Children have been among the hardest hit. Many crammed into Shishu Sadan children’s hospital in west Delhi for respiratory spasms and aggravated asthma, pneumonia and bronchitis.
“A few months ago it was dengue and chikungunya in Delhi and now we have this,” said pediatrician Lavraj Gupta, referring to disease outbreaks in the city of 17 million, many of whom live without access to clean drinking water and basic sanitation.
A combination of smoke from burning farm residue in surrounding states, fireworks for the Hindu festival of Diwali, dust from construction work and vehicle emissions have pushed pollution levels to their highest in 17 years.
Mohammad Kamil, manager of a store that sells face masks, said he used to sell about six masks on average in a week, but now they had 150 to 200 customers a day.
“We have run out of stock, but we are taking orders. We will provide it to everyone,” he said.
The demand for air purifiers also jumped, both from locals and foreigners working in India.
Between 5 and 10 percent of the workforce in Delhi and its surrounding areas had reported sick over the past week, the Associated Chambers of Commerce and Industry said in a survey of 150 companies.
It warned that the pollution could deal a blow to “brand India”, as the country seeks to attract investment and create hundreds of thousands of jobs for its young population.

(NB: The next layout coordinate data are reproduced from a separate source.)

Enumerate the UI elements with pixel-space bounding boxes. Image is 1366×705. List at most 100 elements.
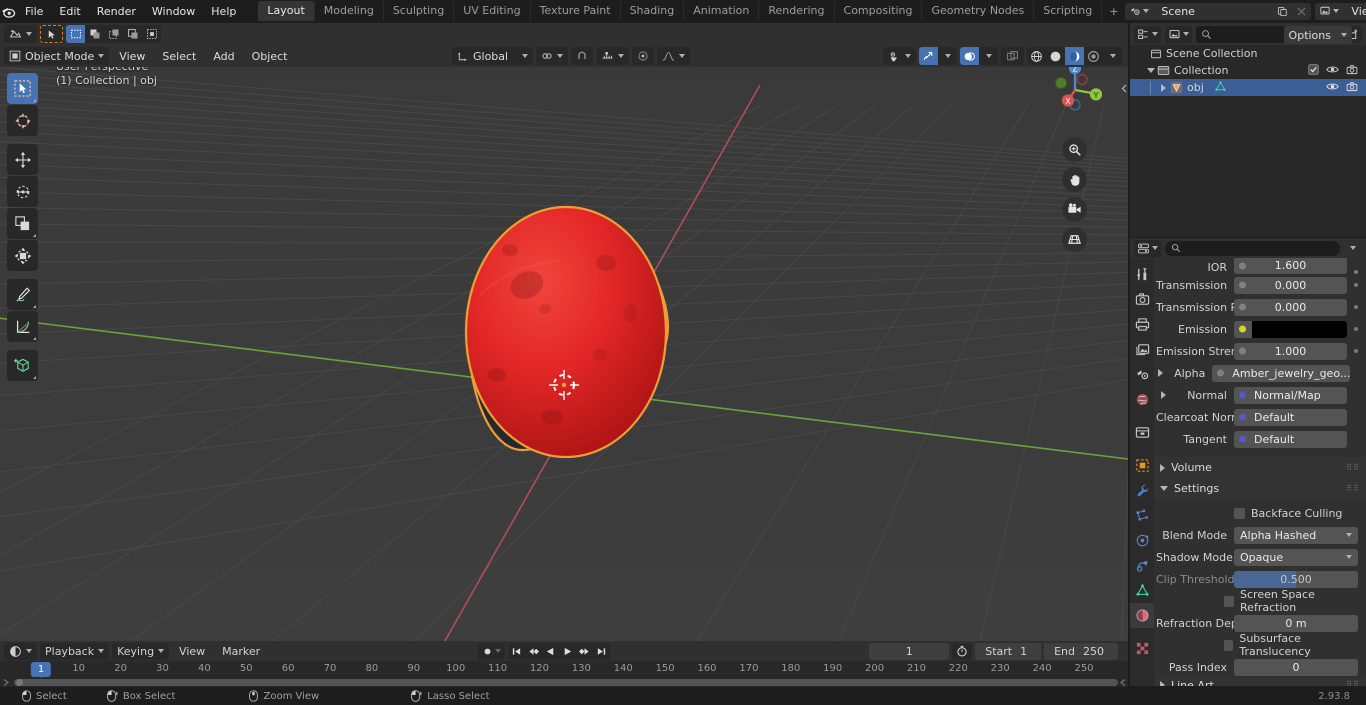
- prop-row-pass-index[interactable]: Pass Index 0: [1154, 656, 1366, 678]
- tab-animation[interactable]: Animation: [683, 1, 758, 21]
- overlays-dropdown-icon[interactable]: [979, 47, 998, 65]
- prop-row-emission-strength[interactable]: Emission Strengt 1.000: [1154, 340, 1366, 362]
- toggle-perspective-icon[interactable]: [1062, 227, 1087, 252]
- texture-checker-tab[interactable]: [1130, 636, 1154, 661]
- prop-row-ior[interactable]: IOR 1.600: [1154, 258, 1366, 274]
- prop-row-screen-space-refraction[interactable]: Screen Space Refraction: [1154, 588, 1366, 614]
- properties-search-input[interactable]: [1165, 240, 1340, 256]
- mesh-data-tab[interactable]: [1130, 578, 1154, 603]
- measure-tool[interactable]: [7, 311, 38, 342]
- material-tab[interactable]: [1130, 603, 1154, 628]
- viewport-menu-view[interactable]: View: [112, 47, 152, 65]
- field-ior[interactable]: 1.600: [1234, 258, 1347, 274]
- shading-mode-group[interactable]: [1027, 47, 1122, 65]
- screen-space-refraction-checkbox[interactable]: [1224, 595, 1235, 607]
- panel-volume[interactable]: Volume ⠿⠿: [1154, 457, 1366, 478]
- tool-tab[interactable]: [1130, 262, 1154, 287]
- add-workspace-button[interactable]: +: [1101, 1, 1125, 21]
- collection-eye-icon[interactable]: [1326, 64, 1339, 78]
- camera-view-icon[interactable]: [1062, 197, 1087, 222]
- show-gizmo-icon[interactable]: [919, 47, 938, 65]
- menu-file[interactable]: File: [17, 3, 51, 20]
- snap-target-selector[interactable]: [596, 47, 630, 65]
- shading-dropdown-icon[interactable]: [1103, 47, 1122, 65]
- scene-browse-button[interactable]: [1125, 2, 1154, 20]
- move-tool[interactable]: [7, 144, 38, 175]
- select-mode-group[interactable]: [66, 25, 161, 43]
- outliner[interactable]: Scene Collection Collection obj: [1130, 23, 1366, 237]
- constraint-tab[interactable]: [1130, 553, 1154, 578]
- wireframe-shading-icon[interactable]: [1027, 47, 1046, 65]
- tab-sculpting[interactable]: Sculpting: [382, 1, 453, 21]
- jump-to-start-icon[interactable]: [508, 643, 525, 660]
- view-layer-browse-button[interactable]: [1315, 2, 1344, 20]
- play-icon[interactable]: [559, 643, 576, 660]
- panel-settings-grip[interactable]: ⠿⠿: [1346, 484, 1366, 493]
- select-extend-icon[interactable]: [85, 25, 104, 43]
- animate-dot-transmission[interactable]: [1354, 283, 1358, 287]
- animate-dot-emission[interactable]: [1354, 327, 1358, 331]
- outliner-row-scene-collection[interactable]: Scene Collection: [1130, 45, 1366, 62]
- field-clearcoat-normal[interactable]: Default: [1234, 408, 1347, 426]
- viewport-menu-add[interactable]: Add: [206, 47, 241, 65]
- disclosure-triangle-down-icon[interactable]: [1144, 68, 1157, 73]
- scene-tab[interactable]: [1130, 362, 1154, 387]
- object-square-tab[interactable]: [1130, 453, 1154, 478]
- unlink-scene-button[interactable]: [1292, 2, 1312, 20]
- tab-shading[interactable]: Shading: [619, 1, 684, 21]
- start-frame-value[interactable]: 1: [1020, 642, 1042, 660]
- annotate-tool[interactable]: [7, 279, 38, 310]
- playback-buttons[interactable]: [508, 642, 610, 660]
- rotate-tool[interactable]: [7, 176, 38, 207]
- tab-geometry-nodes[interactable]: Geometry Nodes: [921, 1, 1033, 21]
- select-box-icon[interactable]: [66, 25, 85, 43]
- menu-window[interactable]: Window: [144, 3, 203, 20]
- snap-magnet-button[interactable]: [571, 47, 594, 65]
- panel-line-art[interactable]: Line Art ⠿⠿: [1154, 678, 1366, 686]
- prop-row-clip-threshold[interactable]: Clip Threshold 0.500: [1154, 568, 1366, 590]
- particles-tab[interactable]: [1130, 503, 1154, 528]
- scene-id-block[interactable]: Scene: [1125, 2, 1312, 20]
- timeline-editor-type-button[interactable]: [4, 642, 37, 660]
- show-overlays-icon[interactable]: [960, 47, 979, 65]
- field-tangent[interactable]: Default: [1234, 430, 1347, 448]
- material-preview-shading-icon[interactable]: [1065, 47, 1084, 65]
- scene-name-field[interactable]: Scene: [1153, 2, 1274, 20]
- disclosure-triangle-right-icon[interactable]: [1157, 83, 1170, 92]
- timeline-ruler[interactable]: 10 20 30 40 50 60 70 80 90 100 110 120 130 140 150 160 1…: [0, 661, 1128, 691]
- viewport-menu-select[interactable]: Select: [155, 47, 203, 65]
- prop-row-shadow-mode[interactable]: Shadow Mode Opaque: [1154, 546, 1366, 568]
- add-cube-tool[interactable]: [7, 350, 38, 381]
- shadow-mode-select[interactable]: Opaque: [1234, 548, 1358, 566]
- new-scene-button[interactable]: [1273, 2, 1293, 20]
- scroll-right-arrow-icon[interactable]: [1117, 678, 1127, 687]
- xray-toggle-button[interactable]: [1001, 47, 1024, 65]
- prop-row-tangent[interactable]: Tangent Default: [1154, 428, 1366, 450]
- render-camera-tab[interactable]: [1130, 287, 1154, 312]
- pass-index-field[interactable]: 0: [1234, 658, 1358, 676]
- panel-settings[interactable]: Settings ⠿⠿: [1154, 478, 1366, 499]
- timeline-menu-view[interactable]: View: [172, 643, 212, 660]
- solid-shading-icon[interactable]: [1046, 47, 1065, 65]
- tab-modeling[interactable]: Modeling: [313, 1, 383, 21]
- select-intersect-icon[interactable]: [142, 25, 161, 43]
- blender-logo-icon[interactable]: [0, 3, 17, 20]
- proportional-editing-button[interactable]: [632, 47, 655, 65]
- physics-orbit-tab[interactable]: [1130, 528, 1154, 553]
- view-layer-name-field[interactable]: View Layer: [1343, 2, 1366, 20]
- timeline-menu-marker[interactable]: Marker: [215, 643, 267, 660]
- overlays-group[interactable]: [960, 47, 998, 65]
- prop-row-alpha[interactable]: Alpha Amber_jewelry_geo...: [1154, 362, 1366, 384]
- field-transmission-roughness[interactable]: 0.000: [1234, 298, 1347, 316]
- timeline-playhead[interactable]: 1: [30, 662, 52, 691]
- clip-threshold-slider[interactable]: 0.500: [1234, 570, 1358, 588]
- select-difference-icon[interactable]: [123, 25, 142, 43]
- animate-dot-emission-strength[interactable]: [1354, 349, 1358, 353]
- menu-edit[interactable]: Edit: [51, 3, 88, 20]
- prop-row-refraction-depth[interactable]: Refraction Depth 0 m: [1154, 612, 1366, 634]
- collection-box-tab[interactable]: [1130, 420, 1154, 445]
- prop-row-normal[interactable]: Normal Normal/Map: [1154, 384, 1366, 406]
- properties-options-dropdown[interactable]: [1344, 246, 1362, 250]
- timeline-menu-keying[interactable]: Keying: [112, 642, 170, 660]
- prop-row-backface-culling[interactable]: Backface Culling: [1154, 502, 1366, 524]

India, the world’s fastest growing major economy, is home to four of the world’s 10 cities with the worst air pollution, the WHO said in May. New Delhi ranked 11th.
Delhi Health Minister Satyendra Kumar Jain said the administration was preparing to restrict the use of private vehicles through the “odd-even” scheme that was introduced temporarily last winter to combat pollution.
Under the system, cars were allowed on the road only on alternate days, according to whether their number plates were odd or even.
“There is a review meeting later this week. We are considering to bring back the odd-even scheme, it is one of many measures,” he told reporters.
Delegates attending a global conference on controlling tobacco consumption said they were taken by surprise by the level of pollution.
“I was shocked, did not expect this. It’s kind of funny that we are at a conference that aims to have cleaner air and are at a venue that does not have that,” said Irene Ryes, a delegate from the Philippines.
U.S. embassy spokesman Joseph Kruzich said the embassy had employed measures, including supplementary air filtration and construction of vestibules, to provide clean air in workspaces.
British Prime Minister Theresa May was visiting India, and a reception for her at High Commissioner Dominic Asquith’s residence, located in the heart of Lutyens’ Delhi, will go ahead on Monday evening as planned, an official said.
“Officially, we are saying nothing at all about pollution,” a British diplomat said.
Delhi authorities have blamed the governments of nearby states of Haryana and Punjab for compounding the city’s problems by allowing farmers to burn paddy stubble ahead of the wheat sowing season, even though the practice is banned.
Prime Minister Narendra Modi’s government urged people not to use pollution for political gain.
“If we engage in any blame game, the issue won’t get resolved. The problem right now is Delhi’s 20 million people are finding it difficult to breathe,” said Anil Madhav Dave, federal environment minister.